An underground guerrilla movement needs an urban counterpart that provides a moral, ideological and philosophical ground for the armed struggle. It is this legitimisation of the struggle that helps them gain popular sympathy and respect, recruit cadres. On the other hand, the pressure created by these urban members may also force the State to listen to the demands of the guerrillas, and may eventually pave the way for negotiations and a peaceful resolution of the struggle.

The urban movement is waning because the middle-class is shifting away. The idea of a protracted armed struggle no longer attracts the younger generation as it did a few decades ago. In the absence of urban support, the Naxal struggle will gradually be restricted to the jungles and find it increasingly difficult to sustain itself.

In Ashutosh Bhardwajs book The Death Script an intimate study of the everyday strifes of Indias Red Corridor

Despite the United Nation’s COVID-19-related call for global ceasefire, violence in the region seems to be consistent. Tensions between India and China have also emerged. You’ve written about how the Maoists seem to be in the process of establishing a new base in the KKT (Karnataka-Kerala-Tamil Nadu) tri-junction area. In as much as the Maoists are “not separatist or anti-national, but anti-system”, how might their plans in the South be affected in a post-COVID world? How do you think the next few years of the insurgency might shape up?

The virus should restrict their movement in several areas. They may find it difficult to get their basic supplies. But in some areas, it may also help them regain the territory they had ceded earlier. In Bastar, for instance, the Maoists seem to have utilised the lockdown period for regrouping their cadres. Intelligence inputs suggest that since the operations of security forces have reduced, the Maoists have intensified their presence in certain areas.

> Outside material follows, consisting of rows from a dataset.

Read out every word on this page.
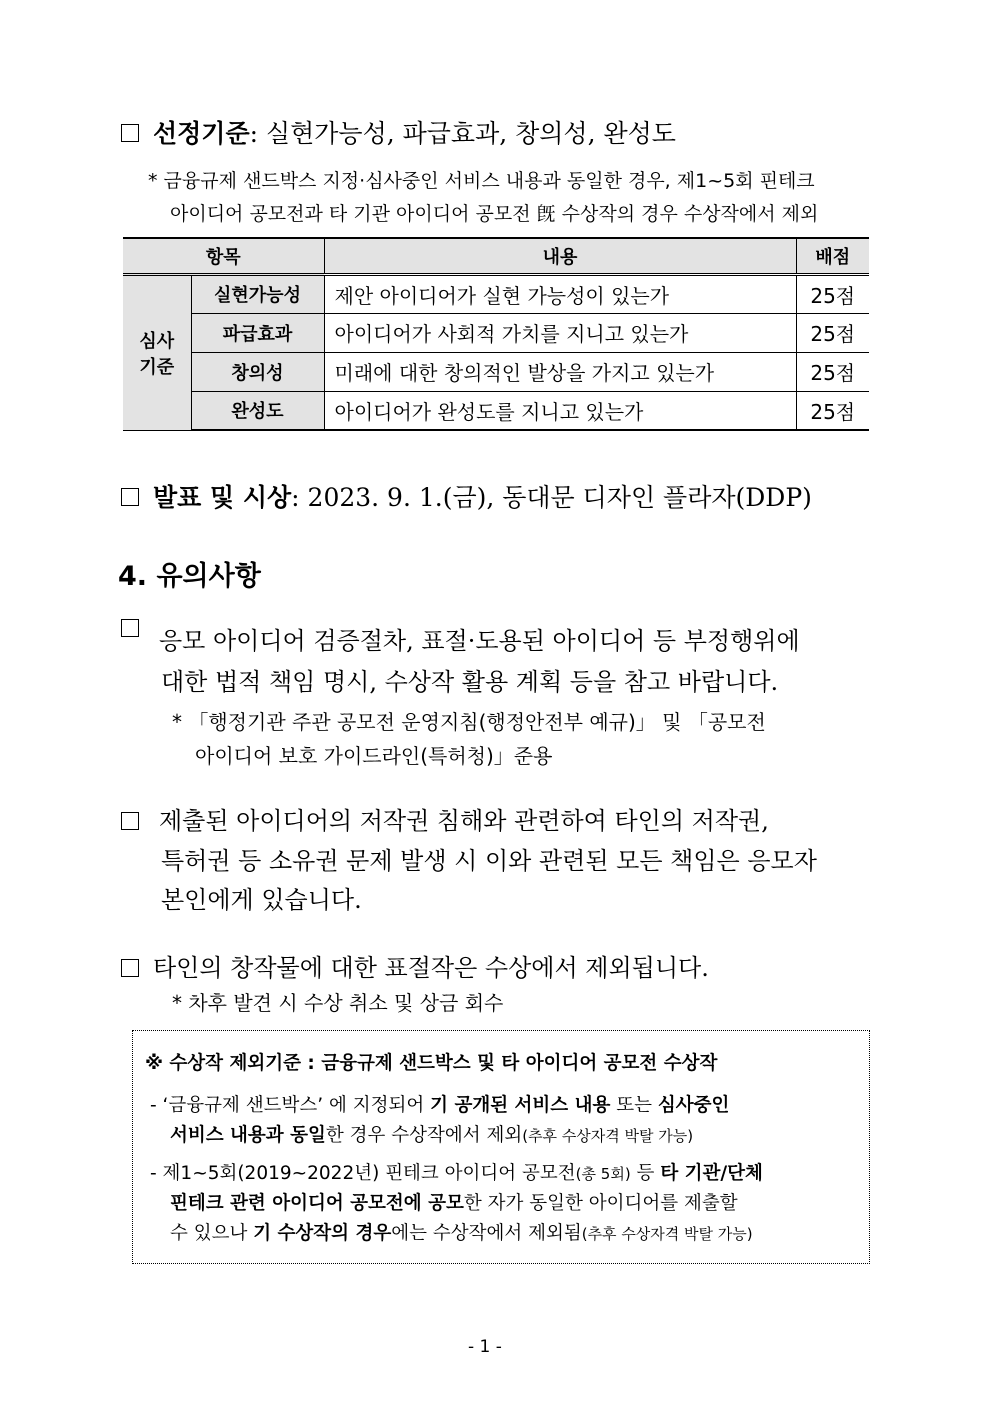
선정기준: 실현가능성, 파급효과, 창의성, 완성도
* 금융규제 샌드박스 지정·심사중인 서비스 내용과 동일한 경우, 제1~5회 핀테크
아이디어 공모전과 타 기관 아이디어 공모전 旣 수상작의 경우 수상작에서 제외
항목		내용	배점

심사
기준	실현가능성	제안 아이디어가 실현 가능성이 있는가	25점
	파급효과	아이디어가 사회적 가치를 지니고 있는가	25점
	창의성	미래에 대한 창의적인 발상을 가지고 있는가	25점
	완성도	아이디어가 완성도를 지니고 있는가	25점
발표 및 시상: 2023. 9. 1.(금), 동대문 디자인 플라자(DDP)
4. 유의사항
응모 아이디어 검증절차, 표절·도용된 아이디어 등 부정행위에
대한 법적 책임 명시, 수상작 활용 계획 등을 참고 바랍니다.
* 「행정기관 주관 공모전 운영지침(행정안전부 예규)」 및 「공모전
아이디어 보호 가이드라인(특허청)」준용
제출된 아이디어의 저작권 침해와 관련하여 타인의 저작권,
특허권 등 소유권 문제 발생 시 이와 관련된 모든 책임은 응모자
본인에게 있습니다.
타인의 창작물에 대한 표절작은 수상에서 제외됩니다.
* 차후 발견 시 수상 취소 및 상금 회수
※ 수상작 제외기준 : 금융규제 샌드박스 및 타 아이디어 공모전 수상작
- ‘금융규제 샌드박스’ 에 지정되어 기 공개된 서비스 내용 또는 심사중인
서비스 내용과 동일한 경우 수상작에서 제외(추후 수상자격 박탈 가능)
- 제1~5회(2019~2022년) 핀테크 아이디어 공모전(총 5회) 등 타 기관/단체
핀테크 관련 아이디어 공모전에 공모한 자가 동일한 아이디어를 제출할
수 있으나 기 수상작의 경우에는 수상작에서 제외됨(추후 수상자격 박탈 가능)
- 1 -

One can only speculate about the shape the insurgency may take in the next few years. It largely depends on the State’s initiative to tackle the challenge. The guerrillas continue to hold large territories in Dandakaranya and are spreading out in other states. Unless the State takes concrete steps to initiate talks, the guerrillas should be in Bastar for at least a decade. There will be many more ambushes, fake encounter killings of Adivasis and scores of Adivasis will be lodged in jails on false charges. Many more will be forced to leave their villages and come to cities as daily-wage labourers.

So the question we should ask is this: if the battle continues, what damage will be caused to the Adivasi life in a decade? And whose constitutional responsibility is it to protect the Adivasis?